We treat our two-class problem as binary classification and just apply a sigmoid. 

In [26]:
class TextClassifier(nn.Module):
    def __init__(self, input_size, hidden_size):
        super(TextClassifier, self).__init__()
        self.fc1 = nn.Sequential(
            nn.Linear(input_size, hidden_size),
            nn.ReLU(),
            nn.Linear(hidden_size, 1),
            nn.Sigmoid()
        )
        
    def forward(self, x):
        return self.fc1(x)

### Get the data onto the GPU and set up the training environment

In [60]:
from torch import optim

classifier = TextClassifier(len(X_train[0]), 200)
classifier = classifier.to(dev)

X_train_torch = torch.Tensor(X_train)
X_train_torch = X_train_torch.to(dev)
Y_train_torch = torch.Tensor(Y_train)
Y_train_torch = Y_train_torch.to(dev)

optimizer = optim.Adam(classifier.parameters())
criterion = nn.BCELoss()

In [61]:
Y_train_torch.size()

torch.Size([928])

In [62]:
Y_train_torch[0].size()

torch.Size([])

The fact that `Y_train_torch`'s size is (928) is actually a (minor) problem because it is storing the values as scalars. The network will output 1-dimensional vectors.  So we need something of size (928, 1).

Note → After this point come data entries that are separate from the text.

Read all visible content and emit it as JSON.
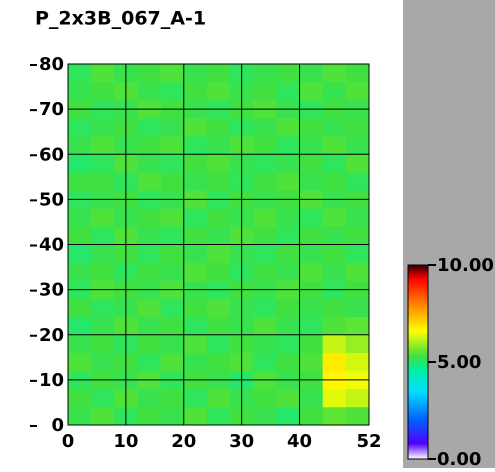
{
  "chart_data": {
    "type": "heatmap",
    "title": "P_2x3B_067_A-1",
    "xlim": [
      0,
      52
    ],
    "xticks": [
      0,
      10,
      20,
      30,
      40,
      52
    ],
    "ylim": [
      0,
      80
    ],
    "yticks": [
      0,
      10,
      20,
      30,
      40,
      50,
      60,
      70,
      80
    ],
    "grid": true,
    "xbins": [
      0,
      4,
      8,
      12,
      16,
      20,
      24,
      28,
      32,
      36,
      40,
      44,
      48,
      52
    ],
    "ybins": [
      0,
      4,
      8,
      12,
      16,
      20,
      24,
      28,
      32,
      36,
      40,
      44,
      48,
      52,
      56,
      60,
      64,
      68,
      72,
      76,
      80
    ],
    "values": [
      [
        5.2,
        5.4,
        5.1,
        5.3,
        5.2,
        5.4,
        5.1,
        5.3,
        5.2,
        5.0,
        5.3,
        5.5,
        5.4
      ],
      [
        5.3,
        5.1,
        5.4,
        5.2,
        5.3,
        5.1,
        5.4,
        5.2,
        5.3,
        5.4,
        5.2,
        6.4,
        6.2
      ],
      [
        5.1,
        5.3,
        5.2,
        5.4,
        5.1,
        5.3,
        5.2,
        5.0,
        5.4,
        5.2,
        5.3,
        6.7,
        6.5
      ],
      [
        5.4,
        5.2,
        5.3,
        5.1,
        5.4,
        5.2,
        5.3,
        5.4,
        5.1,
        5.3,
        5.4,
        6.8,
        6.3
      ],
      [
        5.2,
        5.3,
        5.1,
        5.3,
        5.2,
        5.4,
        5.1,
        5.3,
        5.2,
        5.1,
        5.3,
        6.2,
        5.9
      ],
      [
        5.0,
        5.2,
        5.4,
        5.2,
        5.3,
        5.1,
        5.3,
        5.2,
        5.4,
        5.2,
        5.1,
        5.4,
        5.5
      ],
      [
        5.3,
        5.1,
        5.2,
        5.4,
        5.1,
        5.3,
        5.4,
        5.2,
        5.1,
        5.3,
        5.2,
        5.3,
        5.2
      ],
      [
        5.1,
        5.4,
        5.3,
        5.2,
        5.4,
        5.2,
        5.1,
        5.3,
        5.2,
        5.4,
        5.3,
        5.1,
        5.3
      ],
      [
        5.2,
        5.3,
        5.1,
        5.3,
        5.2,
        5.4,
        5.3,
        5.1,
        5.3,
        5.2,
        5.4,
        5.2,
        5.4
      ],
      [
        5.0,
        5.2,
        5.3,
        5.1,
        5.3,
        5.2,
        5.4,
        5.2,
        5.1,
        5.3,
        5.2,
        5.3,
        5.1
      ],
      [
        5.3,
        5.1,
        5.4,
        5.2,
        5.1,
        5.3,
        5.2,
        5.4,
        5.3,
        5.1,
        5.3,
        5.2,
        5.3
      ],
      [
        5.2,
        5.4,
        5.2,
        5.3,
        5.4,
        5.1,
        5.3,
        5.2,
        5.4,
        5.2,
        5.1,
        5.4,
        5.2
      ],
      [
        5.1,
        5.2,
        5.3,
        5.1,
        5.2,
        5.4,
        5.1,
        5.3,
        5.2,
        5.3,
        5.4,
        5.2,
        5.3
      ],
      [
        5.3,
        5.3,
        5.1,
        5.4,
        5.3,
        5.2,
        5.3,
        5.1,
        5.3,
        5.4,
        5.2,
        5.3,
        5.1
      ],
      [
        5.0,
        5.1,
        5.4,
        5.2,
        5.1,
        5.3,
        5.4,
        5.2,
        5.1,
        5.2,
        5.3,
        5.1,
        5.4
      ],
      [
        5.2,
        5.4,
        5.2,
        5.3,
        5.4,
        5.1,
        5.2,
        5.4,
        5.3,
        5.1,
        5.2,
        5.4,
        5.2
      ],
      [
        5.1,
        5.2,
        5.3,
        5.1,
        5.2,
        5.4,
        5.3,
        5.1,
        5.2,
        5.4,
        5.3,
        5.2,
        5.3
      ],
      [
        5.3,
        5.1,
        5.2,
        5.4,
        5.3,
        5.2,
        5.1,
        5.3,
        5.4,
        5.2,
        5.1,
        5.3,
        5.2
      ],
      [
        5.2,
        5.3,
        5.4,
        5.2,
        5.1,
        5.3,
        5.4,
        5.2,
        5.3,
        5.1,
        5.4,
        5.2,
        5.4
      ],
      [
        5.1,
        5.4,
        5.2,
        5.3,
        5.4,
        5.2,
        5.3,
        5.1,
        5.2,
        5.3,
        5.2,
        5.4,
        5.3
      ]
    ],
    "clim": [
      0,
      10
    ],
    "cticks": [
      {
        "value": 0,
        "label": "0.00"
      },
      {
        "value": 5,
        "label": "5.00"
      },
      {
        "value": 10,
        "label": "10.00"
      }
    ],
    "colorscale": [
      [
        0,
        "#ffffff"
      ],
      [
        0.8,
        "#5000ff"
      ],
      [
        2,
        "#0060ff"
      ],
      [
        3.5,
        "#00e0ff"
      ],
      [
        4.6,
        "#00f0a0"
      ],
      [
        5.3,
        "#40e040"
      ],
      [
        6.6,
        "#ffff00"
      ],
      [
        8,
        "#ff8000"
      ],
      [
        9.3,
        "#ff0000"
      ],
      [
        10,
        "#300000"
      ]
    ]
  }
}
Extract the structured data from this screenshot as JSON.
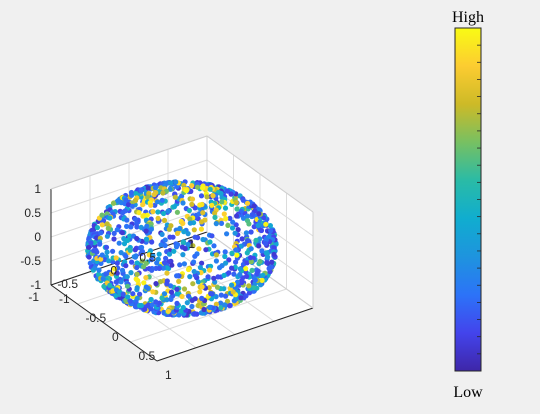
{
  "chart_data": {
    "type": "scatter",
    "title": "",
    "xlabel": "",
    "ylabel": "",
    "zlabel": "",
    "xlim": [
      -1,
      1
    ],
    "ylim": [
      -1,
      1
    ],
    "zlim": [
      -1,
      1
    ],
    "grid": true,
    "x_ticks": [
      "-1",
      "-0.5",
      "0",
      "0.5",
      "1"
    ],
    "y_ticks": [
      "-1",
      "-0.5",
      "0",
      "0.5",
      "1"
    ],
    "z_ticks": [
      "-1",
      "-0.5",
      "0",
      "0.5",
      "1"
    ],
    "shape": "points on the surface of the unit sphere",
    "colormap": "parula",
    "colorbar": {
      "high_label": "High",
      "low_label": "Low",
      "colors": [
        "#3e26a8",
        "#4344ec",
        "#2c73f8",
        "#1e94de",
        "#10adcf",
        "#2abba6",
        "#77c062",
        "#cdba27",
        "#fccc31",
        "#f9fb14"
      ]
    },
    "series": [
      {
        "points": [
          [
            0.0,
            0.0,
            1.0,
            0.85
          ],
          [
            0.2,
            0.3,
            0.93,
            0.8
          ],
          [
            -0.2,
            0.2,
            0.96,
            0.9
          ],
          [
            0.3,
            -0.2,
            0.93,
            0.15
          ],
          [
            -0.3,
            -0.3,
            0.9,
            0.2
          ],
          [
            0.5,
            0.1,
            0.86,
            0.3
          ],
          [
            -0.5,
            0.0,
            0.87,
            0.25
          ],
          [
            0.0,
            0.5,
            0.87,
            0.4
          ],
          [
            0.1,
            -0.5,
            0.86,
            0.7
          ],
          [
            0.0,
            0.0,
            -1.0,
            0.9
          ],
          [
            0.2,
            -0.3,
            -0.93,
            0.85
          ],
          [
            -0.3,
            0.2,
            -0.93,
            0.8
          ],
          [
            0.3,
            0.3,
            -0.9,
            0.2
          ],
          [
            -0.2,
            -0.2,
            -0.96,
            0.75
          ],
          [
            0.5,
            0.0,
            -0.86,
            0.3
          ],
          [
            -0.5,
            0.1,
            -0.86,
            0.25
          ],
          [
            0.0,
            0.5,
            -0.87,
            0.15
          ],
          [
            1.0,
            0.0,
            0.0,
            0.2
          ],
          [
            0.0,
            1.0,
            0.0,
            0.25
          ],
          [
            -1.0,
            0.0,
            0.0,
            0.15
          ],
          [
            0.0,
            -1.0,
            0.0,
            0.3
          ],
          [
            0.7,
            0.7,
            0.1,
            0.4
          ],
          [
            -0.7,
            0.7,
            -0.1,
            0.35
          ],
          [
            0.7,
            -0.7,
            0.0,
            0.3
          ],
          [
            -0.7,
            -0.7,
            0.1,
            0.2
          ],
          [
            0.5,
            0.5,
            0.7,
            0.6
          ],
          [
            -0.5,
            -0.5,
            -0.7,
            0.5
          ]
        ],
        "note_fourth_value": "color level 0 (Low) to 1 (High)"
      }
    ]
  }
}
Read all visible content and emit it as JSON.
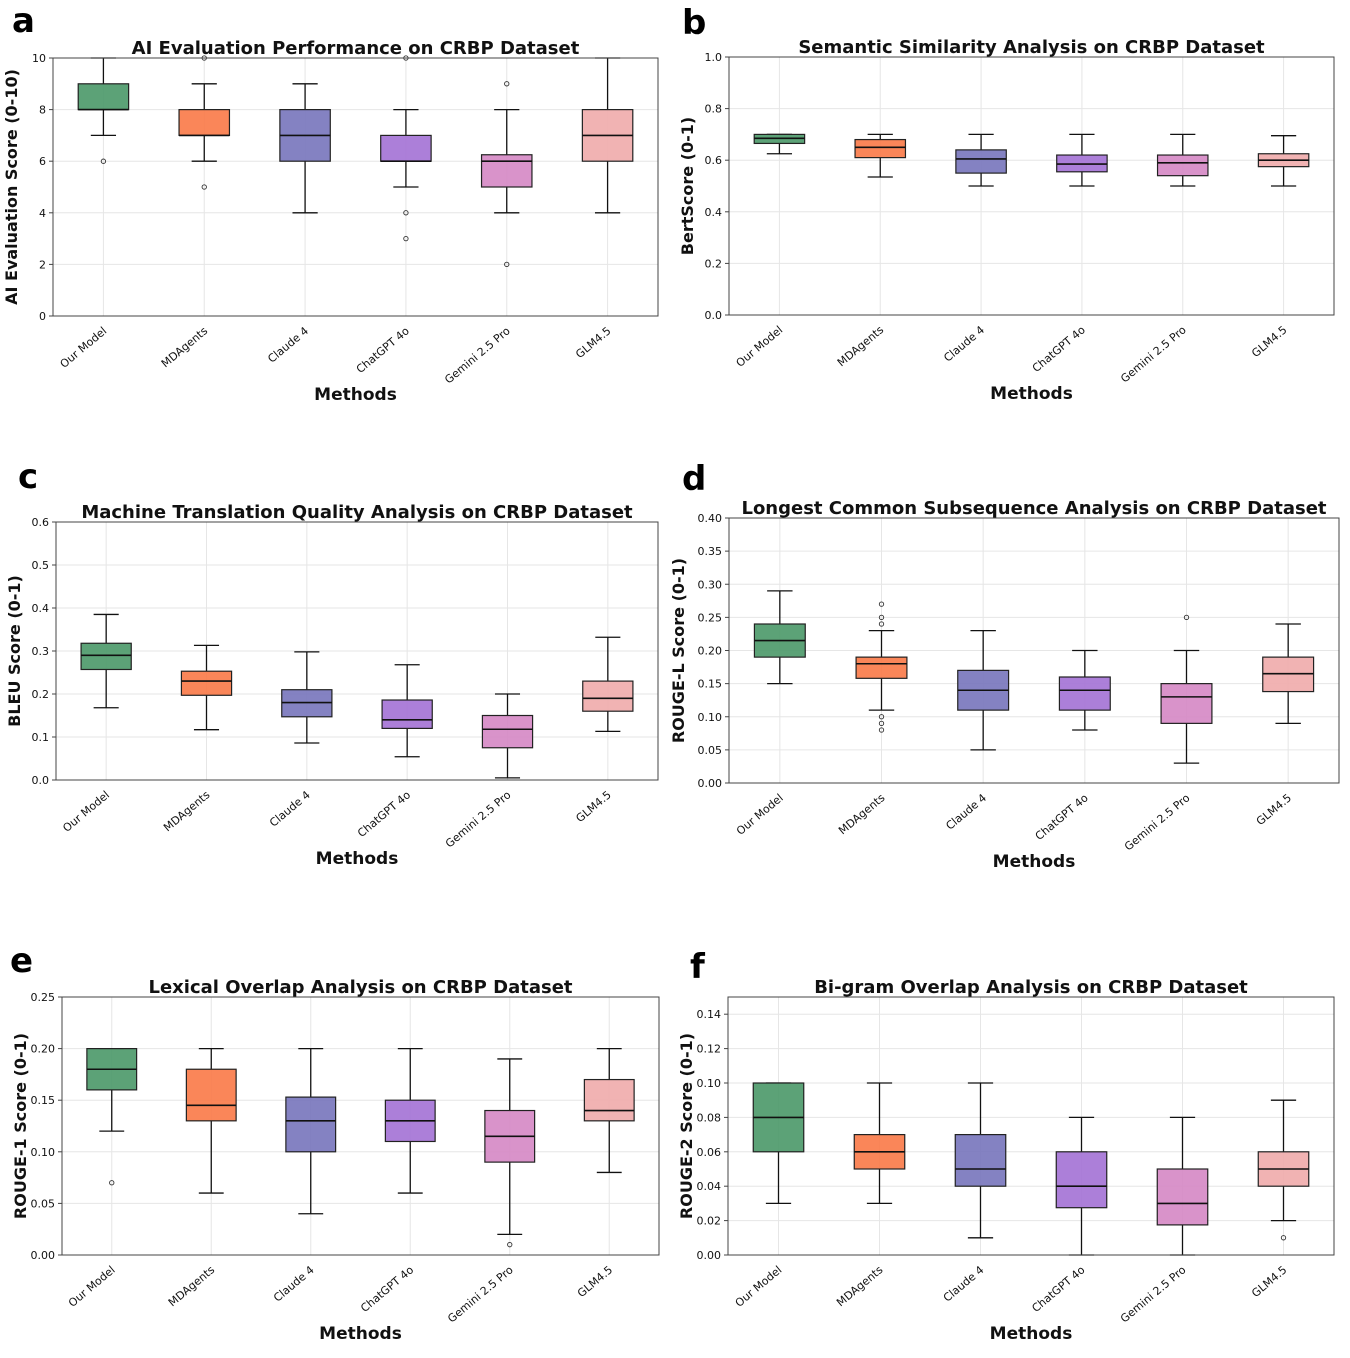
{
  "colors": [
    "#4e9a6b",
    "#fa7c4b",
    "#7a77bd",
    "#a574d6",
    "#d68ac6",
    "#f0adad"
  ],
  "chart_data": [
    {
      "letter": "a",
      "type": "box",
      "title": "AI Evaluation Performance on CRBP Dataset",
      "xlabel": "Methods",
      "ylabel": "AI Evaluation Score (0-10)",
      "ylim": [
        0,
        10
      ],
      "yticks": [
        "0",
        "2",
        "4",
        "6",
        "8",
        "10"
      ],
      "categories": [
        "Our Model",
        "MDAgents",
        "Claude 4",
        "ChatGPT 4o",
        "Gemini 2.5 Pro",
        "GLM4.5"
      ],
      "boxes": [
        {
          "whislo": 7,
          "q1": 8,
          "med": 8,
          "q3": 9,
          "whishi": 10,
          "fliers": [
            6
          ]
        },
        {
          "whislo": 6,
          "q1": 7,
          "med": 7,
          "q3": 8,
          "whishi": 9,
          "fliers": [
            5,
            10
          ]
        },
        {
          "whislo": 4,
          "q1": 6,
          "med": 7,
          "q3": 8,
          "whishi": 9,
          "fliers": []
        },
        {
          "whislo": 5,
          "q1": 6,
          "med": 6,
          "q3": 7,
          "whishi": 8,
          "fliers": [
            4,
            3,
            10
          ]
        },
        {
          "whislo": 4,
          "q1": 5,
          "med": 6,
          "q3": 6.25,
          "whishi": 8,
          "fliers": [
            9,
            2
          ]
        },
        {
          "whislo": 4,
          "q1": 6,
          "med": 7,
          "q3": 8,
          "whishi": 10,
          "fliers": []
        }
      ],
      "grid": true
    },
    {
      "letter": "b",
      "type": "box",
      "title": "Semantic Similarity Analysis on CRBP Dataset",
      "xlabel": "Methods",
      "ylabel": "BertScore (0-1)",
      "ylim": [
        0,
        1.0
      ],
      "yticks": [
        "0.0",
        "0.2",
        "0.4",
        "0.6",
        "0.8",
        "1.0"
      ],
      "categories": [
        "Our Model",
        "MDAgents",
        "Claude 4",
        "ChatGPT 4o",
        "Gemini 2.5 Pro",
        "GLM4.5"
      ],
      "boxes": [
        {
          "whislo": 0.625,
          "q1": 0.665,
          "med": 0.685,
          "q3": 0.7,
          "whishi": 0.7,
          "fliers": []
        },
        {
          "whislo": 0.535,
          "q1": 0.61,
          "med": 0.65,
          "q3": 0.68,
          "whishi": 0.7,
          "fliers": []
        },
        {
          "whislo": 0.5,
          "q1": 0.55,
          "med": 0.605,
          "q3": 0.64,
          "whishi": 0.7,
          "fliers": []
        },
        {
          "whislo": 0.5,
          "q1": 0.555,
          "med": 0.585,
          "q3": 0.62,
          "whishi": 0.7,
          "fliers": []
        },
        {
          "whislo": 0.5,
          "q1": 0.54,
          "med": 0.59,
          "q3": 0.62,
          "whishi": 0.7,
          "fliers": []
        },
        {
          "whislo": 0.5,
          "q1": 0.575,
          "med": 0.6,
          "q3": 0.625,
          "whishi": 0.695,
          "fliers": []
        }
      ],
      "grid": true
    },
    {
      "letter": "c",
      "type": "box",
      "title": "Machine Translation Quality Analysis on CRBP Dataset",
      "xlabel": "Methods",
      "ylabel": "BLEU Score (0-1)",
      "ylim": [
        0,
        0.6
      ],
      "yticks": [
        "0.0",
        "0.1",
        "0.2",
        "0.3",
        "0.4",
        "0.5",
        "0.6"
      ],
      "categories": [
        "Our Model",
        "MDAgents",
        "Claude 4",
        "ChatGPT 4o",
        "Gemini 2.5 Pro",
        "GLM4.5"
      ],
      "boxes": [
        {
          "whislo": 0.168,
          "q1": 0.257,
          "med": 0.29,
          "q3": 0.318,
          "whishi": 0.385,
          "fliers": []
        },
        {
          "whislo": 0.117,
          "q1": 0.197,
          "med": 0.23,
          "q3": 0.253,
          "whishi": 0.313,
          "fliers": []
        },
        {
          "whislo": 0.086,
          "q1": 0.147,
          "med": 0.18,
          "q3": 0.21,
          "whishi": 0.298,
          "fliers": []
        },
        {
          "whislo": 0.054,
          "q1": 0.12,
          "med": 0.14,
          "q3": 0.186,
          "whishi": 0.268,
          "fliers": []
        },
        {
          "whislo": 0.005,
          "q1": 0.075,
          "med": 0.118,
          "q3": 0.15,
          "whishi": 0.2,
          "fliers": []
        },
        {
          "whislo": 0.113,
          "q1": 0.16,
          "med": 0.19,
          "q3": 0.23,
          "whishi": 0.332,
          "fliers": []
        }
      ],
      "grid": true
    },
    {
      "letter": "d",
      "type": "box",
      "title": "Longest Common Subsequence Analysis on CRBP Dataset",
      "xlabel": "Methods",
      "ylabel": "ROUGE-L Score (0-1)",
      "ylim": [
        0,
        0.4
      ],
      "yticks": [
        "0.00",
        "0.05",
        "0.10",
        "0.15",
        "0.20",
        "0.25",
        "0.30",
        "0.35",
        "0.40"
      ],
      "categories": [
        "Our Model",
        "MDAgents",
        "Claude 4",
        "ChatGPT 4o",
        "Gemini 2.5 Pro",
        "GLM4.5"
      ],
      "boxes": [
        {
          "whislo": 0.15,
          "q1": 0.19,
          "med": 0.215,
          "q3": 0.24,
          "whishi": 0.29,
          "fliers": []
        },
        {
          "whislo": 0.11,
          "q1": 0.158,
          "med": 0.18,
          "q3": 0.19,
          "whishi": 0.23,
          "fliers": [
            0.27,
            0.25,
            0.24,
            0.1,
            0.09,
            0.08
          ]
        },
        {
          "whislo": 0.05,
          "q1": 0.11,
          "med": 0.14,
          "q3": 0.17,
          "whishi": 0.23,
          "fliers": []
        },
        {
          "whislo": 0.08,
          "q1": 0.11,
          "med": 0.14,
          "q3": 0.16,
          "whishi": 0.2,
          "fliers": []
        },
        {
          "whislo": 0.03,
          "q1": 0.09,
          "med": 0.13,
          "q3": 0.15,
          "whishi": 0.2,
          "fliers": [
            0.25
          ]
        },
        {
          "whislo": 0.09,
          "q1": 0.138,
          "med": 0.165,
          "q3": 0.19,
          "whishi": 0.24,
          "fliers": []
        }
      ],
      "grid": true
    },
    {
      "letter": "e",
      "type": "box",
      "title": "Lexical Overlap Analysis on CRBP Dataset",
      "xlabel": "Methods",
      "ylabel": "ROUGE-1 Score (0-1)",
      "ylim": [
        0,
        0.25
      ],
      "yticks": [
        "0.00",
        "0.05",
        "0.10",
        "0.15",
        "0.20",
        "0.25"
      ],
      "categories": [
        "Our Model",
        "MDAgents",
        "Claude 4",
        "ChatGPT 4o",
        "Gemini 2.5 Pro",
        "GLM4.5"
      ],
      "boxes": [
        {
          "whislo": 0.12,
          "q1": 0.16,
          "med": 0.18,
          "q3": 0.2,
          "whishi": 0.2,
          "fliers": [
            0.07
          ]
        },
        {
          "whislo": 0.06,
          "q1": 0.13,
          "med": 0.145,
          "q3": 0.18,
          "whishi": 0.2,
          "fliers": []
        },
        {
          "whislo": 0.04,
          "q1": 0.1,
          "med": 0.13,
          "q3": 0.153,
          "whishi": 0.2,
          "fliers": []
        },
        {
          "whislo": 0.06,
          "q1": 0.11,
          "med": 0.13,
          "q3": 0.15,
          "whishi": 0.2,
          "fliers": []
        },
        {
          "whislo": 0.02,
          "q1": 0.09,
          "med": 0.115,
          "q3": 0.14,
          "whishi": 0.19,
          "fliers": [
            0.01
          ]
        },
        {
          "whislo": 0.08,
          "q1": 0.13,
          "med": 0.14,
          "q3": 0.17,
          "whishi": 0.2,
          "fliers": []
        }
      ],
      "grid": true
    },
    {
      "letter": "f",
      "type": "box",
      "title": "Bi-gram Overlap Analysis on CRBP Dataset",
      "xlabel": "Methods",
      "ylabel": "ROUGE-2 Score (0-1)",
      "ylim": [
        0,
        0.15
      ],
      "yticks": [
        "0.00",
        "0.02",
        "0.04",
        "0.06",
        "0.08",
        "0.10",
        "0.12",
        "0.14"
      ],
      "categories": [
        "Our Model",
        "MDAgents",
        "Claude 4",
        "ChatGPT 4o",
        "Gemini 2.5 Pro",
        "GLM4.5"
      ],
      "boxes": [
        {
          "whislo": 0.03,
          "q1": 0.06,
          "med": 0.08,
          "q3": 0.1,
          "whishi": 0.1,
          "fliers": []
        },
        {
          "whislo": 0.03,
          "q1": 0.05,
          "med": 0.06,
          "q3": 0.07,
          "whishi": 0.1,
          "fliers": []
        },
        {
          "whislo": 0.01,
          "q1": 0.04,
          "med": 0.05,
          "q3": 0.07,
          "whishi": 0.1,
          "fliers": []
        },
        {
          "whislo": 0.0,
          "q1": 0.0275,
          "med": 0.04,
          "q3": 0.06,
          "whishi": 0.08,
          "fliers": []
        },
        {
          "whislo": 0.0,
          "q1": 0.0175,
          "med": 0.03,
          "q3": 0.05,
          "whishi": 0.08,
          "fliers": []
        },
        {
          "whislo": 0.02,
          "q1": 0.04,
          "med": 0.05,
          "q3": 0.06,
          "whishi": 0.09,
          "fliers": [
            0.01
          ]
        }
      ],
      "grid": true
    }
  ]
}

We get this by "unsqueezing" the first dimension, ie, wrapping all elements along that dimension in a vector. Then we get (928, 1), and get rid of the warning we saw in class.

In [63]:
Y_train_torch = Y_train_torch.unsqueeze(1)

In [64]:
Y_train_torch.size()

torch.Size([928, 1])

In [65]:
X_train_torch.device

device(type='cuda', index=0)

In [66]:
def train():
    for i in range(len(X_train)):
        x = X_train_torch[i]
        y = Y_train_torch[i]
        optimizer.zero_grad()
        output = classifier.forward(x)
        loss = criterion(output, y)
        loss.backward()
        optimizer.step()

### Train and evaluate the model

In [67]:
train()

In [69]:
list(classifier.parameters())

[Parameter containing:
 tensor([[ 0.0143,  0.0908,  0.0064,  ..., -0.0077,  0.0211, -0.0046],
         [ 0.0123,  0.0589, -0.0083,  ...,  0.0029,  0.0140, -0.0050],
         [ 0.0046, -0.0086, -0.0088,  ...,  0.0009,  0.0093, -0.0061],
         ...,
         [ 0.0110,  0.0823, -0.0094,  ..., -0.0070,  0.0259, -0.0011],
         [ 0.0078, -0.0196,  0.0094,  ...,  0.0013,  0.0085,  0.0049],
         [ 0.0254, -0.0417,  0.0253,  ..., -0.0016, -0.0199, -0.0003]],
        device='cuda:0', requires_grad=True), Parameter containing:
 tensor([ 0.0364,  0.0348, -0.0130,  0.0321,  0.0682,  0.0372,  0.0837,  0.0814,
          0.0811,  0.0333,  0.0325,  0.0694,  0.0325,  0.0709,  0.0309,  0.0625,
          0.0398,  0.0778,  0.0766,  0.0350,  0.0775,  0.0722,  0.0757,  0.0376,
          0.0269,  0.0306,  0.0380,  0.0393,  0.0371,  0.0331, -0.0163, -0.0187,
          0.0562,  0.0806,  0.0435,  0.0312,  0.0481,  0.0607,  0.0793,  0.0780,
          0.0309,  0.0762,  0.0366,  0.0383,  0.0334,  0.0750, 

In [70]:
X_test_torch = torch.Tensor(X_test)
X_test_torch = X_test_torch.to(dev)
Y_test_torch = torch.Tensor(Y_test)
Y_test_torch = Y_test_torch.to(dev)

In [71]:
def test():
    result = []
    for i in range(len(X_test)):
        x = X_test_torch[i]
        result.append(classifier.forward(x).to('cpu'))
    return result

In [72]:
result = test()

In [73]:
result_int = [round(float(x[0])) for x in result]

In [74]:
correct = [1 if x[0] == x[1] else 0 for x in zip(result_int, Y_test)]

In [75]:
sum(correct)/len(correct)

0.9698275862068966

It seems like a single epoch with a very simple FFNN model was good enough to get nearly 100% accuracy.